Safety and tolerability of aripiprazole in patients with psychosis associated with Parkinson's disease—Results of a multicenter open trial

Aim To evaluate the effect of aripiprazole on psychosis and motor function in Japanese Parkinson's disease patients. Methods Patients with Parkinson's disease and hallucinations and/or delusions were enrolled. They were administered aripiprazole 3 mg/day, with dosage increased or reduced as needed. Patients were evaluated using the Brief Psychiatric Rating Scale (BPRS), Clinical Global Impression‐Severity (CGI‐S) scale, and Clinical Global Impression‐Improvement scale for psychiatric response; Hoehn & Yahr staging and Unified Parkinson's Disease Rating Scale (UPDRS) part III for motor response; Mini‐Mental State Examination (MMSE) and Frontal Assessment Battery (FAB) for cognitive response; and Schwab and England Activities of Daily Living scale for daily activities of patients, before and at 2, 4, and 12 weeks after initiation of open‐label aripiprazole administration.
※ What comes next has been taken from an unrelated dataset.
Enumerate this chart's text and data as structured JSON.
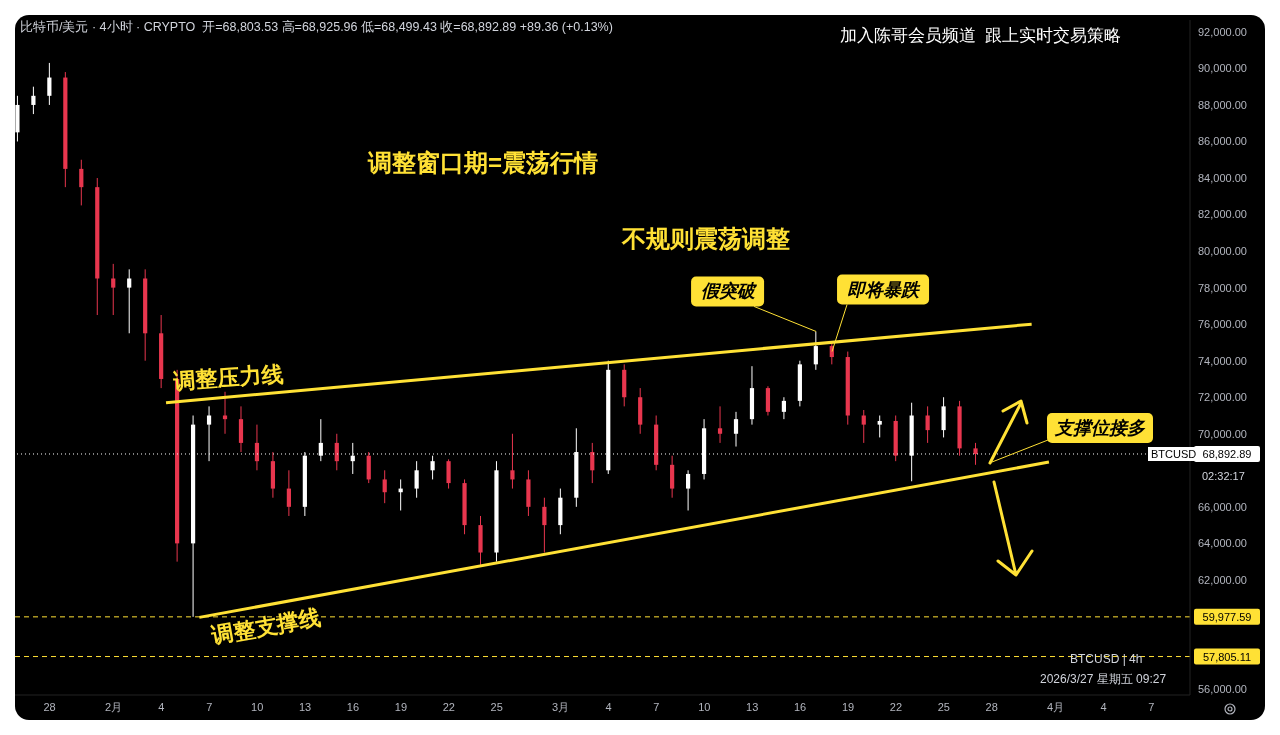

This study was registered at the University Hospital Medical Information Network Center (registration number: UMIN7711). Results Nine of the 24 enrolled patients discontinued the study. Among them, eight patients discontinued the trial on account of their worsening parkinsonian symptoms. There were no differences in age, disease duration, disease severity, and MMSE and FAB scores at baseline between patients who continued and discontinued the study. However, in patients who continued aripiprazole administration at 3 mg/day or less significantly improved BPRS, CGI‐S scale, and UPDRS parts I and III scores. Conclusion Significant improvements in hallucinations and delusions can be expected, although aripiprazole may aggravate parkinsonism in Parkinson's disease patients. Low‐dose use of aripiprazole may be useful for managing Parkinson's disease patients with psychosis, but only with close observation of extrapyramidal symptoms.